Bolsonaro Dismisses Amazon Deforestation as ‘Cultural’
Olivia Rosane Nov. 22, 2019 08:26AM
Despite
confirmation this week that the deforestation rate in the Amazon rainforest is
at its highest in more than a decade, far-right Brazilian President Jair
Bolsonaro refuses to take the problem seriously.
When
confronted with findings from Brazil's National Institute for Space Research
(INPE) that deforestation between August 2018 and July 2019 was at its highest
rate since 2008, Bolsonaro wrote them off as inevitable.
"Deforestation
and fires will never end," Bolsonaro told reporters in Brasilia Wednesday,
according to The Washington Post. "It's cultural."
Former INPE
researcher and member of the Brazilian Academy of Sciences Carlos Nobre told
Folha De S. Paulo that there had been a persistent culture of deforestation in
Brazil since the arrival of the Portuguese. He noted that during the military
dictatorship that governed Brazil from the 1960s to the 1980s, land donated by the
government was cleared in order to obtain agricultural loans from the Bank of
Brazil.
But
cultural doesn't mean unchangeable. The Washington Post noted that a high
deforestation rate in the 1990s declined when Brazil's environmental agency
IBAMA began to actively fight illegal mining and logging in the forest.
Bolsonaro, however, campaigned on a promise to open the Amazon to development,
and critics say he has weakened enforcement. Despite a year marked by
environmental catastrophes including record fires in the Amazon and a
devastating oil spill, IBAMA handed out its lowest number of fines since 2000
from January to September of Bolsonaro's first year in office.
"About
90 percent of the destruction of the forest occurs illegally," Marcio
Astrini, public policy coordinator at Greenpeace Brazil, told The Washington
Post. "Therefore, the only cultural aspect of deforestation in the Amazon
is the culture of forest crime, which the government does not seem to want to
confront."
Bolsonaro's
remarks also ignore other cultures in Brazil that rely on the forest for their
way of life: the region's indigenous communities that are also threatened by
Bolsonaro's pro-development rhetoric. Indigenous forest guardian Paulo Paulino
Guajajara was murdered by illegal loggers earlier this month, and advocates say
the blame ultimately lies with Bolsonaro's promises to open indigenous reserves
to industry.
"President
Bolsonaro wants to destroy the indigenous peoples of Brazil.

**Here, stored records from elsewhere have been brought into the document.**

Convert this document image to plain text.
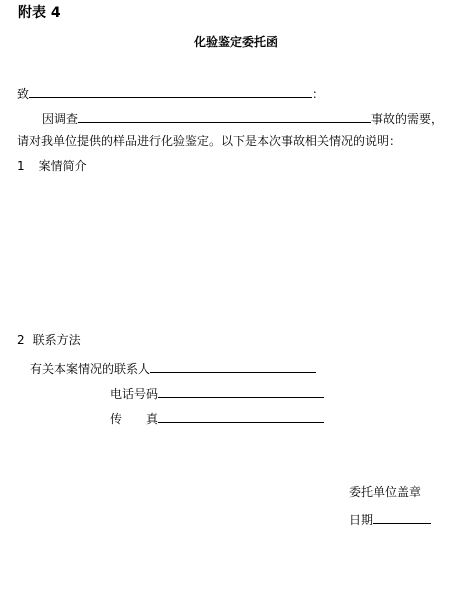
附表 4
化验鉴定委托函
致	：
因调查	事故的需要，
请对我单位提供的样品进行化验鉴定。以下是本次事故相关情况的说明：
1 案情简介
2 联系方法
有关本案情况的联系人
电话号码
传　　真
委托单位盖章
日期
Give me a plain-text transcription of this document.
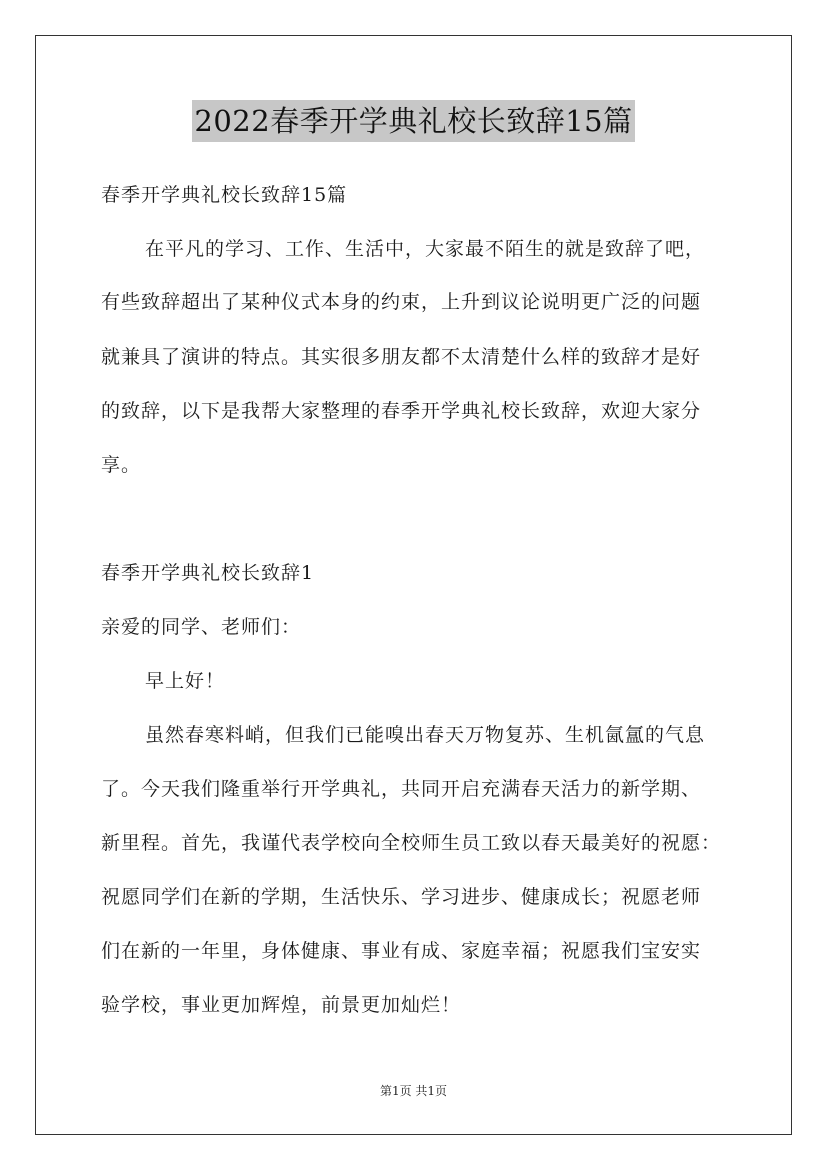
2022春季开学典礼校长致辞15篇
春季开学典礼校长致辞15篇
在平凡的学习、工作、生活中，大家最不陌生的就是致辞了吧，
有些致辞超出了某种仪式本身的约束，上升到议论说明更广泛的问题
就兼具了演讲的特点。其实很多朋友都不太清楚什么样的致辞才是好
的致辞，以下是我帮大家整理的春季开学典礼校长致辞，欢迎大家分
享。
春季开学典礼校长致辞1
亲爱的同学、老师们：
早上好！
虽然春寒料峭，但我们已能嗅出春天万物复苏、生机氤氲的气息
了。今天我们隆重举行开学典礼，共同开启充满春天活力的新学期、
新里程。首先，我谨代表学校向全校师生员工致以春天最美好的祝愿：
祝愿同学们在新的学期，生活快乐、学习进步、健康成长；祝愿老师
们在新的一年里，身体健康、事业有成、家庭幸福；祝愿我们宝安实
验学校，事业更加辉煌，前景更加灿烂！
第1页 共1页
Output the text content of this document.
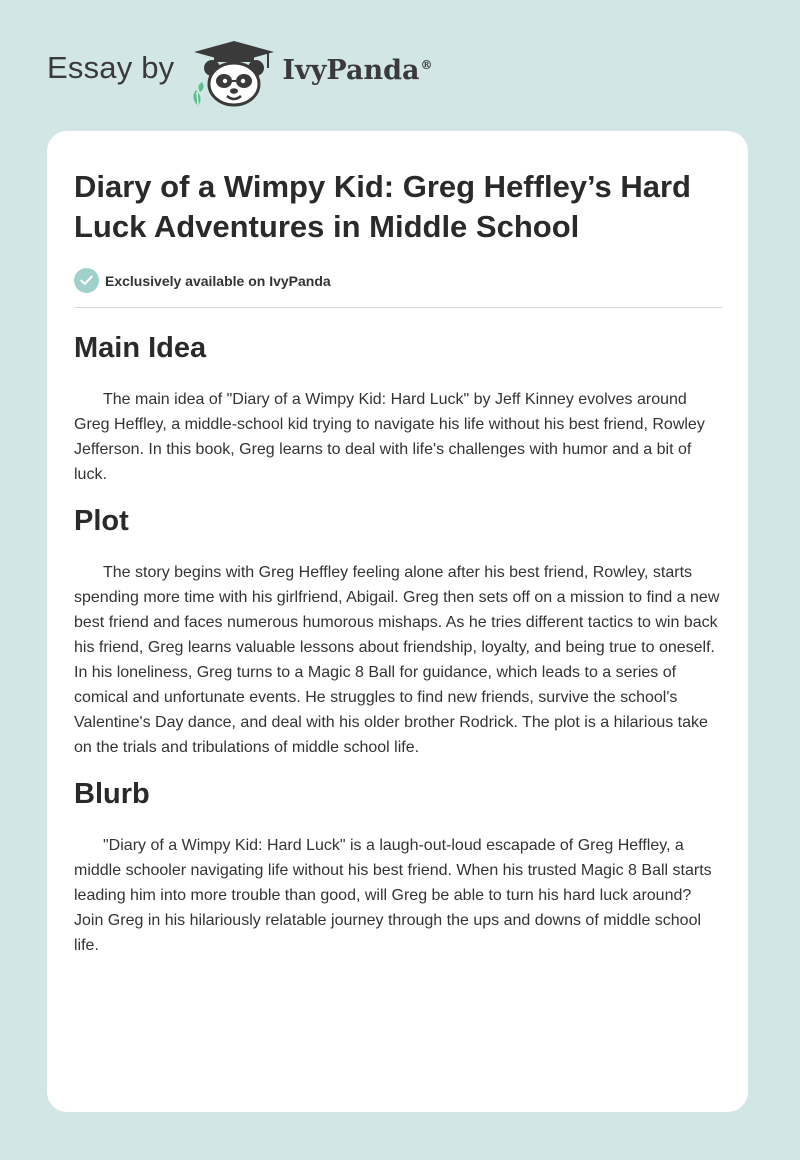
Essay by	IvyPanda®
Diary of a Wimpy Kid: Greg Heffley’s Hard Luck Adventures in Middle School
Exclusively available on IvyPanda
Main Idea

The main idea of "Diary of a Wimpy Kid: Hard Luck" by Jeff Kinney evolves around Greg Heffley, a middle-school kid trying to navigate his life without his best friend, Rowley Jefferson. In this book, Greg learns to deal with life's challenges with humor and a bit of luck.

Plot

The story begins with Greg Heffley feeling alone after his best friend, Rowley, starts spending more time with his girlfriend, Abigail. Greg then sets off on a mission to find a new best friend and faces numerous humorous mishaps. As he tries different tactics to win back his friend, Greg learns valuable lessons about friendship, loyalty, and being true to oneself. In his loneliness, Greg turns to a Magic 8 Ball for guidance, which leads to a series of comical and unfortunate events. He struggles to find new friends, survive the school's Valentine's Day dance, and deal with his older brother Rodrick. The plot is a hilarious take on the trials and tribulations of middle school life.

Blurb

"Diary of a Wimpy Kid: Hard Luck" is a laugh-out-loud escapade of Greg Heffley, a middle schooler navigating life without his best friend. When his trusted Magic 8 Ball starts leading him into more trouble than good, will Greg be able to turn his hard luck around? Join Greg in his hilariously relatable journey through the ups and downs of middle school life.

His racism and
hate encourage miners and loggers to invade our territories and kill our
people. Well, I've got news for him – we love our lands much more than he hates
us, and we will never allow him to destroy us, or the forests we have protected
for so long," Sonia Guajajara, the Executive Coordinator of the
Association of Indigenous Peoples of Brazil (APIB), said at a protest this
month reported by Survival International.
Bolsonaro's
remarks contradict other members of his government, who have pledged to tackle
deforestation following the release of the latest INPE figures.
Environment
Minister Ricardo Salles promised to fight illegal forest clearing, and
Institutional Security Minister General Augusto Heleno Pereira echoed that
commitment during an interview in Brasilia, Bloomberg News reported Thursday.
"We
are already preparing a stronger policy to contain fires," Heleno said. "Everybody
is convinced we must tighten enforcement."